Starting next month, the District of Columbia will divert some 9-11 calls concerning mental health from police to alternative first responders. “Under a new pilot program, 911 operators will instead send unarmed teams of behavioral health experts and peers to the scene. The move was recommended last month by the city’s police reform commission, part of local and national efforts in the wake of George Floyd’s killing to reduce violent contact between the public and law enforcement. We want to make sure we are not making “something more of an event by sending a uniformed officer there if they are not needed,” Cleo Subido, interim director for the Office of Unified Communications said. In “some kind of a situation where there’s a distrust of law enforcement, or distrust of the fire department, or of strangers,” she said, sending police “could be doing a disservice.” But D.C. officials say that the aim is better service, not police reform. Subido likened the change to a program that started four years ago to divert some calls about relatively minor physical ailments to registered nurses: “This really mirrors that.”
Ezra Klein interviewed James Forman Jr., professor of law at Yale Law School and the author “Locking Up Our Own: Crime and Punishment in Black America,” to “explore the political and psychological dynamics that rising crime produces. We discuss the toll of living amid both street and state violence; what the crime wave of the ’70s and ’80s did to Black politics; the causes of the “Great Crime Decline”; the extent to which policing and prisons actually reduce crime; why we should think of violence the way we think of pandemics; the Black community’s complex views of policing; the three-pronged approach liberals should take to safety.”
The New York Times looked at the effects overturning or further undermining Roe v.

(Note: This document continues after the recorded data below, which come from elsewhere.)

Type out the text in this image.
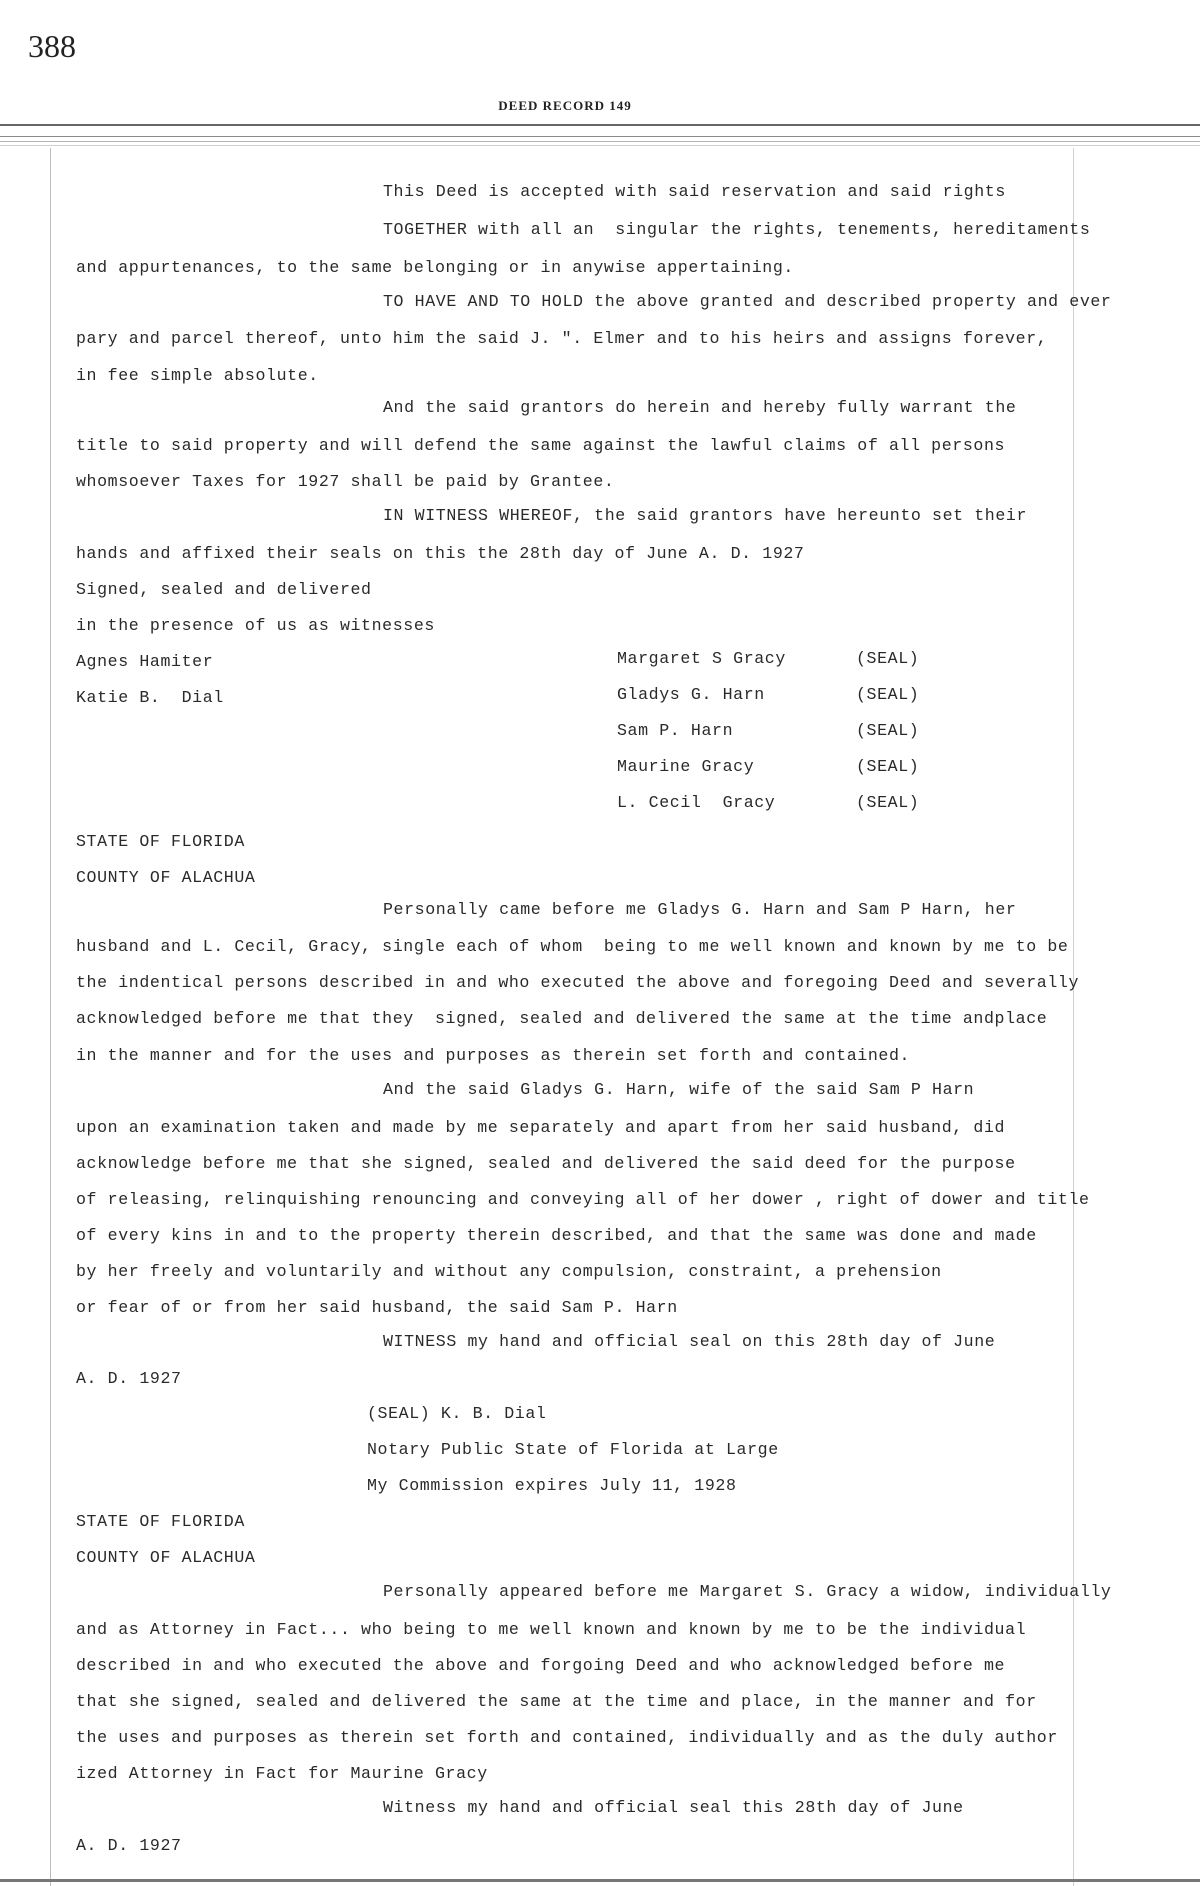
388
DEED RECORD 149
This Deed is accepted with said reservation and said rights
TOGETHER with all an  singular the rights, tenements, hereditaments
and appurtenances, to the same belonging or in anywise appertaining.
TO HAVE AND TO HOLD the above granted and described property and ever
pary and parcel thereof, unto him the said J. ". Elmer and to his heirs and assigns forever,
in fee simple absolute.
And the said grantors do herein and hereby fully warrant the
title to said property and will defend the same against the lawful claims of all persons
whomsoever Taxes for 1927 shall be paid by Grantee.
IN WITNESS WHEREOF, the said grantors have hereunto set their
hands and affixed their seals on this the 28th day of June A. D. 1927
Signed, sealed and delivered
in the presence of us as witnesses
Agnes Hamiter
Katie B.  Dial
Margaret S Gracy	(SEAL)
Gladys G. Harn	(SEAL)
Sam P. Harn	(SEAL)
Maurine Gracy	(SEAL)
L. Cecil  Gracy	(SEAL)
STATE OF FLORIDA
COUNTY OF ALACHUA
Personally came before me Gladys G. Harn and Sam P Harn, her
husband and L. Cecil, Gracy, single each of whom  being to me well known and known by me to be
the indentical persons described in and who executed the above and foregoing Deed and severally
acknowledged before me that they  signed, sealed and delivered the same at the time andplace
in the manner and for the uses and purposes as therein set forth and contained.
And the said Gladys G. Harn, wife of the said Sam P Harn
upon an examination taken and made by me separately and apart from her said husband, did
acknowledge before me that she signed, sealed and delivered the said deed for the purpose
of releasing, relinquishing renouncing and conveying all of her dower , right of dower and title
of every kins in and to the property therein described, and that the same was done and made
by her freely and voluntarily and without any compulsion, constraint, a prehension
or fear of or from her said husband, the said Sam P. Harn
WITNESS my hand and official seal on this 28th day of June
A. D. 1927
(SEAL) K. B. Dial
Notary Public State of Florida at Large
My Commission expires July 11, 1928
STATE OF FLORIDA
COUNTY OF ALACHUA
Personally appeared before me Margaret S. Gracy a widow, individually
and as Attorney in Fact... who being to me well known and known by me to be the individual
described in and who executed the above and forgoing Deed and who acknowledged before me
that she signed, sealed and delivered the same at the time and place, in the manner and for
the uses and purposes as therein set forth and contained, individually and as the duly author
ized Attorney in Fact for Maurine Gracy
Witness my hand and official seal this 28th day of June
A. D. 1927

Wade could have on abortion access, during a week when Texas passed a 'heartbeat' bill that would ban the overwhelming majority of abortions: “A post-Roe United States isn’t one in which abortion isn’t legal at all,” Caitlin Knowles Myers, an economist at Middlebury College and a co-author of the research, said in our earlier report. She obtained and analyzed the new data for The New York Times recently. “It’s one in which there’s tremendous inequality in abortion access.” Today there is at least one abortion clinic in every state, and most women of childbearing age live within an hour’s drive or so of one, the analysis found. If Roe were overturned, abortion would be likely to quickly become illegal in 22 states. Forty-one percent of women of childbearing age would see the nearest abortion clinic close, and the average distance they would have to travel to reach one would be 279 miles, up from 35 miles now. As distances to clinics increase, abortion rates decline, research shows. Women who can’t afford to travel to a legal clinic or arrange child care or leave from work for the trip are most affected. Also, remaining clinics would not necessarily be able to handle increased demand. A study from a different research team on the effects of abortion clinic closings in Wisconsin showed a similar relationship between increased drive times and the number of abortions performed at clinics.”